教宗也是第一次體驗東方大陸的風土人情,讀取記憶的速度放慢了許多。他發現在這些記憶之中,並沒有留下多少洛裡克的想法與情緒,正像是個漫無目的的過客。
終於到了洛裡克決定回歸西方的時候,他決定奪回公爵之位。這並不容易,所以他首先開始培育自己的勢力。
以傭兵團名義招募手下的同時,洛裡克跟隨傳聞,進入詭霧森林尋訪迷霧賢者,獲得對方的幫助。他對賢者給出了自己的許諾——
“我會成為這片大陸上最知名的‘仁君’。”
雖然與賢者的長談中大部分內容較為模糊,但這句誓言般的承諾卻清晰至極,甚至還能看到當時小木屋窗外浮動的霧氣。
隨後,賢者出山追隨,更推薦了夜光女巫,順利將她也收入麾下。積攢實力的過程中,銀霜騎士克倫斯特更是主動投奔。其後,一切便都順理成章,聖堂所掌握的情報與洛裡克的記憶互相印證。
記憶快速翻動到最近,洛裡克在聽聞風爐城遇襲的消息後,那尚未淡忘的悲憤無比深切。隨聖者克萊夫威逼黎明王室的時候,雖然也有將其推翻的野心,但更多的是對無數平民的體恤。
更不用說,霍然奮起對抗血環衛士時,為全城上百萬人的生命,不惜甘冒奇險的悍勇決絕。時間足夠接近,記憶也就更加完整可靠。
然而,教宗還有一個疑問。
在第一次見到迷霧賢者時,洛裡克成為仁君的心願就仿佛憑空產生的一樣。如果在從前就有,又為什麽模糊到可以被一掠而過?

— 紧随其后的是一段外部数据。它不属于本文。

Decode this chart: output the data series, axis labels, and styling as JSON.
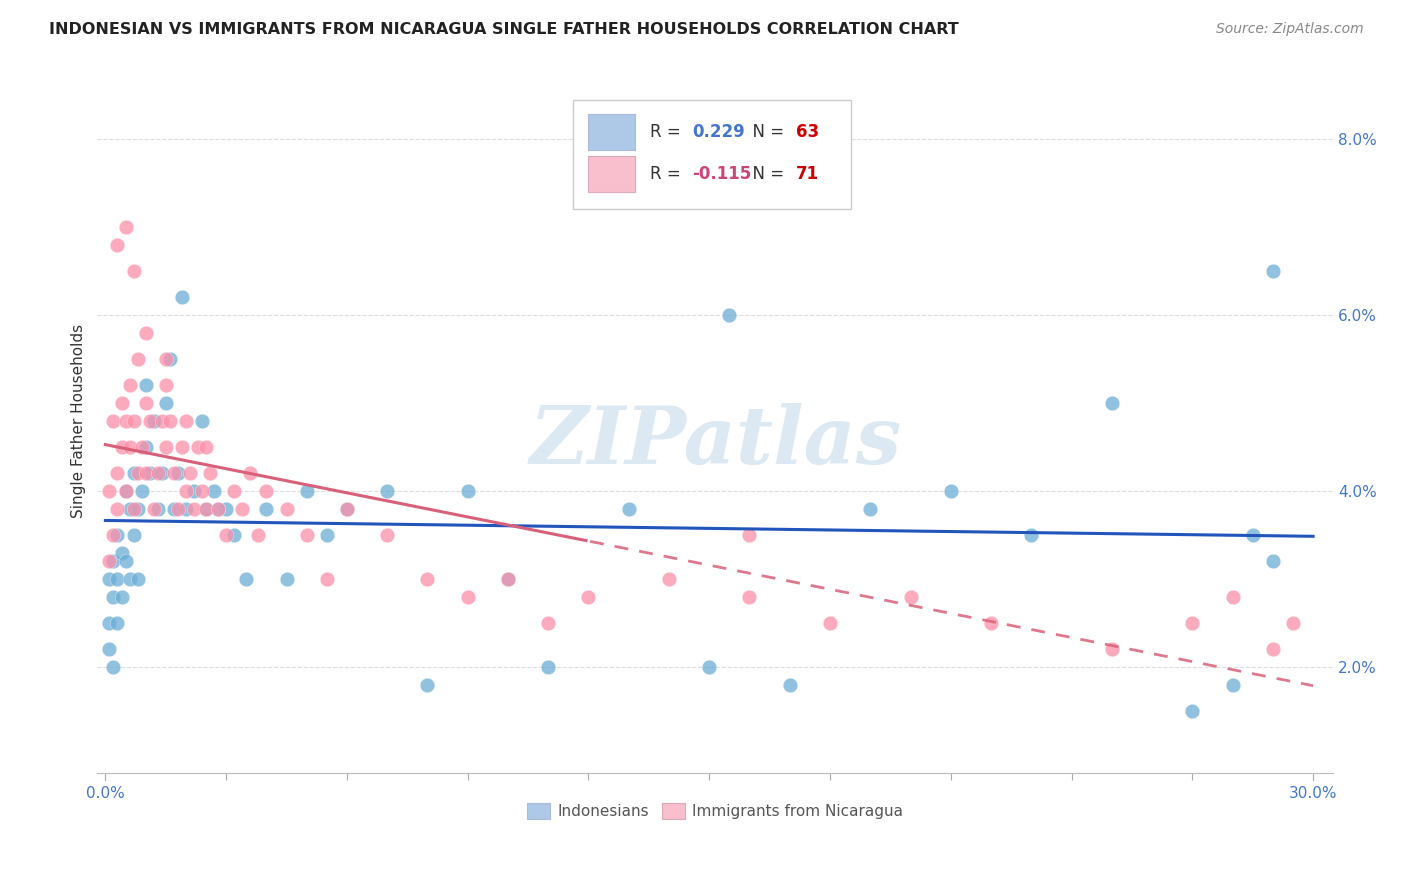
{
  "title": "INDONESIAN VS IMMIGRANTS FROM NICARAGUA SINGLE FATHER HOUSEHOLDS CORRELATION CHART",
  "source": "Source: ZipAtlas.com",
  "ylabel": "Single Father Households",
  "ytick_labels": [
    "2.0%",
    "4.0%",
    "6.0%",
    "8.0%"
  ],
  "ytick_values": [
    0.02,
    0.04,
    0.06,
    0.08
  ],
  "xlim": [
    -0.002,
    0.305
  ],
  "ylim": [
    0.008,
    0.088
  ],
  "indonesian_color": "#6baed6",
  "nicaraguan_color": "#fc8fa9",
  "indonesian_legend_color": "#aec9e8",
  "nicaraguan_legend_color": "#f9bfcc",
  "trendline1_color": "#2255bb",
  "trendline2_color": "#d9607a",
  "watermark": "ZIPatlas",
  "watermark_color": "#dce8f2",
  "r1": "0.229",
  "n1": "63",
  "r2": "-0.115",
  "n2": "71",
  "r_color1": "#4477cc",
  "r_color2": "#cc4477",
  "n_color": "#cc0000",
  "title_color": "#222222",
  "source_color": "#888888",
  "ylabel_color": "#333333",
  "tick_color": "#4477cc",
  "grid_color": "#dddddd",
  "indonesian_x": [
    0.001,
    0.001,
    0.001,
    0.002,
    0.002,
    0.002,
    0.003,
    0.003,
    0.003,
    0.004,
    0.004,
    0.005,
    0.005,
    0.006,
    0.006,
    0.007,
    0.007,
    0.008,
    0.008,
    0.009,
    0.01,
    0.01,
    0.011,
    0.012,
    0.013,
    0.014,
    0.015,
    0.016,
    0.017,
    0.018,
    0.019,
    0.02,
    0.022,
    0.024,
    0.025,
    0.027,
    0.03,
    0.032,
    0.035,
    0.04,
    0.045,
    0.05,
    0.055,
    0.06,
    0.07,
    0.08,
    0.09,
    0.1,
    0.11,
    0.13,
    0.15,
    0.17,
    0.19,
    0.21,
    0.23,
    0.25,
    0.27,
    0.28,
    0.285,
    0.29,
    0.028,
    0.155,
    0.29
  ],
  "indonesian_y": [
    0.03,
    0.025,
    0.022,
    0.032,
    0.028,
    0.02,
    0.035,
    0.03,
    0.025,
    0.033,
    0.028,
    0.04,
    0.032,
    0.038,
    0.03,
    0.042,
    0.035,
    0.038,
    0.03,
    0.04,
    0.052,
    0.045,
    0.042,
    0.048,
    0.038,
    0.042,
    0.05,
    0.055,
    0.038,
    0.042,
    0.062,
    0.038,
    0.04,
    0.048,
    0.038,
    0.04,
    0.038,
    0.035,
    0.03,
    0.038,
    0.03,
    0.04,
    0.035,
    0.038,
    0.04,
    0.018,
    0.04,
    0.03,
    0.02,
    0.038,
    0.02,
    0.018,
    0.038,
    0.04,
    0.035,
    0.05,
    0.015,
    0.018,
    0.035,
    0.065,
    0.038,
    0.06,
    0.032
  ],
  "nicaraguan_x": [
    0.001,
    0.001,
    0.002,
    0.002,
    0.003,
    0.003,
    0.004,
    0.004,
    0.005,
    0.005,
    0.006,
    0.006,
    0.007,
    0.007,
    0.008,
    0.008,
    0.009,
    0.01,
    0.01,
    0.011,
    0.012,
    0.013,
    0.014,
    0.015,
    0.015,
    0.016,
    0.017,
    0.018,
    0.019,
    0.02,
    0.021,
    0.022,
    0.023,
    0.024,
    0.025,
    0.026,
    0.028,
    0.03,
    0.032,
    0.034,
    0.036,
    0.038,
    0.04,
    0.045,
    0.05,
    0.055,
    0.06,
    0.07,
    0.08,
    0.09,
    0.1,
    0.11,
    0.12,
    0.14,
    0.16,
    0.18,
    0.2,
    0.22,
    0.25,
    0.27,
    0.28,
    0.29,
    0.295,
    0.003,
    0.005,
    0.007,
    0.01,
    0.015,
    0.02,
    0.025,
    0.16
  ],
  "nicaraguan_y": [
    0.032,
    0.04,
    0.035,
    0.048,
    0.042,
    0.038,
    0.05,
    0.045,
    0.048,
    0.04,
    0.045,
    0.052,
    0.038,
    0.048,
    0.042,
    0.055,
    0.045,
    0.05,
    0.042,
    0.048,
    0.038,
    0.042,
    0.048,
    0.052,
    0.045,
    0.048,
    0.042,
    0.038,
    0.045,
    0.04,
    0.042,
    0.038,
    0.045,
    0.04,
    0.038,
    0.042,
    0.038,
    0.035,
    0.04,
    0.038,
    0.042,
    0.035,
    0.04,
    0.038,
    0.035,
    0.03,
    0.038,
    0.035,
    0.03,
    0.028,
    0.03,
    0.025,
    0.028,
    0.03,
    0.028,
    0.025,
    0.028,
    0.025,
    0.022,
    0.025,
    0.028,
    0.022,
    0.025,
    0.068,
    0.07,
    0.065,
    0.058,
    0.055,
    0.048,
    0.045,
    0.035
  ]
}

以此為中心再度回溯,終於在某些無足輕重的記憶角落,洛裡克對處境悲慘的平民出手相助時,發現了些許同情弱者的心理。
但還不夠,時間繼續倒轉。在東方大陸的時候,在夜海玄宗的時候,在小村莊的時候……都存在著些類似的行為和心理,卻顯然不是源頭。
忽然間!
教宗從這些朦朧的記憶中,提取出了共通的思維碎片,接著以此為關鍵點,赫然回到了萊茲麗·路德菲爾隨貨船與火焰沉入海中的那一刻!
洛裡克·路德菲爾在那些人身上,看到了自己當時的影子,隱約回憶起了單薄如落葉般的自語。